What is Trauma?
Trauma can look like anxiety, depression, disconnection, perfectionism, emotional outbursts, chronic pain, people-pleasing, procrastination, or numbness. These are not personality flaws. They are symptoms of a nervous system that adapted to survive overwhelming experiences.
The Brain’s Response to Trauma
In the early stages of trauma, our minds and bodies do what they must to keep us alive. These survival responses – fight, flight, freeze, or fawn – are protective. But over time, especially with chronic or complex trauma, these patterns can become over-learned and over-generalized. Instead of helping us, they start to interfere with our relationships, goals, and sense of self.
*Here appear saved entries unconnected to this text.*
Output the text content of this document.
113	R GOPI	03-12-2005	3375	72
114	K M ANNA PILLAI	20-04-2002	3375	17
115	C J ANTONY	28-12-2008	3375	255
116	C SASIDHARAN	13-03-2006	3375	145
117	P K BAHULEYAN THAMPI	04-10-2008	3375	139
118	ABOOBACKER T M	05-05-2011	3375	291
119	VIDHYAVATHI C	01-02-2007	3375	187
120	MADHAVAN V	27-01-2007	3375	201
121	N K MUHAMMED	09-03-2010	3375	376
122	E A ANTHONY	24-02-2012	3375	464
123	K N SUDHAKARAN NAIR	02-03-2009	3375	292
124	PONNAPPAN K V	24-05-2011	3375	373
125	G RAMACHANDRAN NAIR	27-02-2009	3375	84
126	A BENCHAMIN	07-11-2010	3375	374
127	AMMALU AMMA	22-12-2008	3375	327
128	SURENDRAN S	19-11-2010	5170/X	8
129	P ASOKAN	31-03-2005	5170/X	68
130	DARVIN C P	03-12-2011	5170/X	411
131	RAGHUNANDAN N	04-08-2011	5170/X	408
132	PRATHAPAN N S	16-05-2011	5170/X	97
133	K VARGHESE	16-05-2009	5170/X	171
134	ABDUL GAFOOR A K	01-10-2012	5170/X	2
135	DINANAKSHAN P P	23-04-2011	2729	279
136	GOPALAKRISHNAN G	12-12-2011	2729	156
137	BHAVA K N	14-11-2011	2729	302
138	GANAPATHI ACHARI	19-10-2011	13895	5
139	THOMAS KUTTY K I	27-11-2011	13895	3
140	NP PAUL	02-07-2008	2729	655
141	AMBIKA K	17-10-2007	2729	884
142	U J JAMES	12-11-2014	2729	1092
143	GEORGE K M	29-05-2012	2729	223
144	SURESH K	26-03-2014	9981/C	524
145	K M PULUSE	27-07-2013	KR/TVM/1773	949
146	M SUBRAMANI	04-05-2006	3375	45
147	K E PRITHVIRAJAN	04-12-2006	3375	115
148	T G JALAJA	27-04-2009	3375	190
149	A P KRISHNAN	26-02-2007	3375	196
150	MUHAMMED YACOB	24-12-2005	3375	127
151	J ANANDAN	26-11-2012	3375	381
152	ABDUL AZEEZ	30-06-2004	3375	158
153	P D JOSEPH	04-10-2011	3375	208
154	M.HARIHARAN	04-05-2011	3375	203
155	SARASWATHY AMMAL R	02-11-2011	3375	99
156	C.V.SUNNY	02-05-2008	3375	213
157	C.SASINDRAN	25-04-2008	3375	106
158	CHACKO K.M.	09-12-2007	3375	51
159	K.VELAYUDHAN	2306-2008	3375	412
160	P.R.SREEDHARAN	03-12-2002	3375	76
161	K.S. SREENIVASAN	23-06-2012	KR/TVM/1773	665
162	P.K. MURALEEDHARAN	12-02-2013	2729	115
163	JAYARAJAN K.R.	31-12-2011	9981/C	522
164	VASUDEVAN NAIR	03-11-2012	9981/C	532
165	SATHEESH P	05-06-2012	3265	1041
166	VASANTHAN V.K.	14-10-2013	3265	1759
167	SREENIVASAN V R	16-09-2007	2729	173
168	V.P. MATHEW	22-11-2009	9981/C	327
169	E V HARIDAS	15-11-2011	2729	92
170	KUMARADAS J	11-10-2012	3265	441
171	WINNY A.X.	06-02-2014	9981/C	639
Symptoms of Complex Trauma:
– Emotional dysregulation (e.g., sudden shifts, intense reactions)
– Chronic shame or guilt
– Difficulty trusting others
– Persistent inner critic
– Dissociation or “numbing out”
– Problems with boundaries
– Over-functioning or under-functioning
– Relational struggles, even with safe people
– Somatic symptoms like headaches, stomach issues, or fatigue
These symptoms aren’t weaknesses. They’re signs your body and brain have been trying to protect you – sometimes long after the danger has passed.
Grounding & Regulation Skills
GROUNDING EXERCISES:
– Name 5 things you see, 4 things you feel, 3 things you hear, 2 things you smell, 1 thing you taste
– Hold something cold or textured (ice cube, stone, etc.)
– Take a slow breath and say to yourself, “I am safe right now.”
REGULATION STRATEGIES:
– Opposite action: If you feel like withdrawing, try reaching out. If you feel like yelling, try whispering.
– Self-validation: “It makes sense I feel this way, given what I’ve been through.”
– Reframe thinking: “This feeling is hard, but it won’t last forever.”
A Final Thought
This is just the beginning. Everyone’s trauma story is different. That’s why healing needs to be personalized. But learning even a few skills and understanding your symptoms as adaptations, not defects, can be a powerful first step.